Understanding pierced her like an arrow. The wall of candles. His attempts to turn her away at the door. “God,” she breathed. “Why didn’t you say something?”
A crooked smile overtook one half of his face. “To spare myself the humiliation.”
“You let me make fun of you,” she said. “Now I feel like a jerk.”
Overhead, the fasten seat belt light clicked on. The pilot’s voice filtered through the sound system in an unintelligible garble.
“What did he say?”
“He said we’ll be starting our descent soon.” Colton retracted his hand, letting the swan flutter down into her lap. “You can still change your mind, you know. You don’t have to do this.”
“But I do,” she said. “There’s a reason Nate found me. I don’t know what it is, and I don’t know if there’s an answer waiting for me in Chicago, but I have to try. My whole life, people have defined me by one thing only. I came to Godbole because I wanted to see if there was another version of me out there. Maybe this is her.”
Colton frowned. “A girl who can’t fold a symmetrical swan?”
“I have to see this through to the end,” she said, ignoring him.
“And what if you don’t like what you find?”
“I don’t know,” she admitted. “I guess I’ll deal with that when I get there.”
The drive to the hospital was long and slow, hindered by the stop-and-go of traffic. An awful, crawling pace that made Colton sincerely consider opening the passenger door and throwing himself into the path of an oncoming vehicle. Sequestered in the back of a beetle-black town car, he and Lane sat with knees kissing, the city creeping past in cool concrete blocks and multifamily Greystones.

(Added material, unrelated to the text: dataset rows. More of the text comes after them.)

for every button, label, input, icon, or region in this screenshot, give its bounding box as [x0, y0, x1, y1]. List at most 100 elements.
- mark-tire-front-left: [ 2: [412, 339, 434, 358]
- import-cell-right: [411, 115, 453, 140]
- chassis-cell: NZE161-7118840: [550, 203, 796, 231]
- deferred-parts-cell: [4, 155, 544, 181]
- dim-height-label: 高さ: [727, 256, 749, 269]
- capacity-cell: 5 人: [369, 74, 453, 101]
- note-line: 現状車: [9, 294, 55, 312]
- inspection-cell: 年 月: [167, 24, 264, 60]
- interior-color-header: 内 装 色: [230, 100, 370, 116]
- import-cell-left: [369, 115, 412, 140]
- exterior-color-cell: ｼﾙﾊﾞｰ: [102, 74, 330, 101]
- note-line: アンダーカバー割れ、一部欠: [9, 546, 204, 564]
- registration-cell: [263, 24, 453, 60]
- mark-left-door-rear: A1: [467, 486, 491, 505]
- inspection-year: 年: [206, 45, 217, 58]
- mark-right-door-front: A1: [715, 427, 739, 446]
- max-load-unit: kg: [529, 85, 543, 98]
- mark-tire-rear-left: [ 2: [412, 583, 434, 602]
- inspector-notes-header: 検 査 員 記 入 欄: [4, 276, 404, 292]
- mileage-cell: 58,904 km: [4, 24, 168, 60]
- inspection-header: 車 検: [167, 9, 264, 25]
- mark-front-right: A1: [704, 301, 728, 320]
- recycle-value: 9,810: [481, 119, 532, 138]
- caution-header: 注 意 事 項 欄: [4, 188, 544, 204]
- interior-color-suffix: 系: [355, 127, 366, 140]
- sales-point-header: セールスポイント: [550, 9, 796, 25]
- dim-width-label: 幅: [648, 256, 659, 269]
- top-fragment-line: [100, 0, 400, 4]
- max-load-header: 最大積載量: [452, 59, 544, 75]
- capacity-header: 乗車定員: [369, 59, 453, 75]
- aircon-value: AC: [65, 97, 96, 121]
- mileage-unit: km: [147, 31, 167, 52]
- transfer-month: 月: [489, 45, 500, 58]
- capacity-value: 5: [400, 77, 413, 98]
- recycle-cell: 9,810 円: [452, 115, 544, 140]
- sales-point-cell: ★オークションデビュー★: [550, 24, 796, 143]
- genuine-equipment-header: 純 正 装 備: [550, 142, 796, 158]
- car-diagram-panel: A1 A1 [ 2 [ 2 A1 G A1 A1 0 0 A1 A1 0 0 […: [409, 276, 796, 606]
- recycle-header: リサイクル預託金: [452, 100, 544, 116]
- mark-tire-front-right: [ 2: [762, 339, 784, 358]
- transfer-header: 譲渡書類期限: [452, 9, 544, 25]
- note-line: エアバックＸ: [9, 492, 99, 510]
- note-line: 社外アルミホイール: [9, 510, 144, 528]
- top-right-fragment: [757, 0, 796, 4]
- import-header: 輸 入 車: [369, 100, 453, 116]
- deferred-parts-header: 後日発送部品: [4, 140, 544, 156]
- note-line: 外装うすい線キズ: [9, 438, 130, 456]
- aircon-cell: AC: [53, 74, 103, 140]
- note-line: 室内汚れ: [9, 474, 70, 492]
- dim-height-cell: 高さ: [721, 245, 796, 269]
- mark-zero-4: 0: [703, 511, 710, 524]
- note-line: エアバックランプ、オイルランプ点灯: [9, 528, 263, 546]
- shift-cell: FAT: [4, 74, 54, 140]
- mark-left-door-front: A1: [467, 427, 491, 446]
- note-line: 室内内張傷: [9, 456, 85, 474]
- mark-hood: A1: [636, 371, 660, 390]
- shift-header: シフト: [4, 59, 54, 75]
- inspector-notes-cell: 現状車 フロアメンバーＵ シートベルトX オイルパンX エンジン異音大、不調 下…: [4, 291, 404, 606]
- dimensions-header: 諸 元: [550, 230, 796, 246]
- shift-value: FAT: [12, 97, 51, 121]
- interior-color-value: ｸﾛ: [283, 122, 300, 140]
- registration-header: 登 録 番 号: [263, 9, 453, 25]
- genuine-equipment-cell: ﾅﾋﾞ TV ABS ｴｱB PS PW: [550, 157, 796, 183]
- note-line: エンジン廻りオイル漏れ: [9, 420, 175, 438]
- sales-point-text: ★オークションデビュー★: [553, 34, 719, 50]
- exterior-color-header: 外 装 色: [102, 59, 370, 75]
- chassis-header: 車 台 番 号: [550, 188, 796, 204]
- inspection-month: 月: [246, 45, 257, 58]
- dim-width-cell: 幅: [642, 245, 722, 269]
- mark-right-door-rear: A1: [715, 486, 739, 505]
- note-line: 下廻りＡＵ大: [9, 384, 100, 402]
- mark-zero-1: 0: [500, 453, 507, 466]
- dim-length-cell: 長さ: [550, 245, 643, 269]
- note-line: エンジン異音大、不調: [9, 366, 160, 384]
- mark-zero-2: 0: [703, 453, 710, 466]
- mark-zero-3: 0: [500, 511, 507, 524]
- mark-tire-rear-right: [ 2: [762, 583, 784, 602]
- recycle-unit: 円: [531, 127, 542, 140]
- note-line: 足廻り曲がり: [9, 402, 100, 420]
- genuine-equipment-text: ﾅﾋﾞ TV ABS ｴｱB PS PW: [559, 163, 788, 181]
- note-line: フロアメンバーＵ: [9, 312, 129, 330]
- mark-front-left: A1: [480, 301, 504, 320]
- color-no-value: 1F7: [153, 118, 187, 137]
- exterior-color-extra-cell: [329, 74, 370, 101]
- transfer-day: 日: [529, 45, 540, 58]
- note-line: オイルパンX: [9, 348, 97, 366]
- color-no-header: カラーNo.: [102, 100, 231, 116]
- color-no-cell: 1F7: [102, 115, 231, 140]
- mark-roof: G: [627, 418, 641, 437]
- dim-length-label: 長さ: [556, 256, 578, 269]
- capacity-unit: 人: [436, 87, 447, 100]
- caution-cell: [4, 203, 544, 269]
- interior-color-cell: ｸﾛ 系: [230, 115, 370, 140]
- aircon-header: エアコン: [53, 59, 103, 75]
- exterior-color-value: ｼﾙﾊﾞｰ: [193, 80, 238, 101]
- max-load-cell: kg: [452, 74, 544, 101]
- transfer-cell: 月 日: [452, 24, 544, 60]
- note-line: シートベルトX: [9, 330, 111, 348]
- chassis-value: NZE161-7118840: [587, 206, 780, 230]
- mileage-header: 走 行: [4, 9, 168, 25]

He shouldn’t have come. Already, he could feel the consequences of his actions taking root. A migraine bloomed behind his eyes. Minor avulsions tore at his tendons. Every time he thought he’d become desensitized to the pain, it deepened. He wondered how much further he could push himself before his body gave out.
He couldn’t help it. He went where she led, like a paper kite on a string. He was hopelessly caught, twisted in her branches. His line tangled. His spine splintered. His sail all in tatters. There was no clean way to work himself free.
Next to him, Lane stared out the window with wide, unblinking eyes. He liked the way she took the city in, lips pursed in a frown, spinning the braided ring on her finger round and round like a talisman. He’d been watching her do it for the past several blocks. Her hair was in twin buns, overlarge and preposterous. One of them was coming loose from the nap she’d taken during the final leg of their flight.
When they finally pulled up to their stop, the sun was big and round in the sky and Colton had missed seven consecutive phone calls in a row. His stomach was lead. His chest tight. The Apostle would be looking for him soon, and he was in exactly the wrong place, doing precisely what he’d been warned not to do. He didn’t want to think about the repercussions.
They stopped at the coffee kiosk out in front of the hospital, and he ordered a hot latte.
Lane frowned up at him as he slid the steaming cup into a cardboard sleeve. “I thought you didn’t drink coffee.”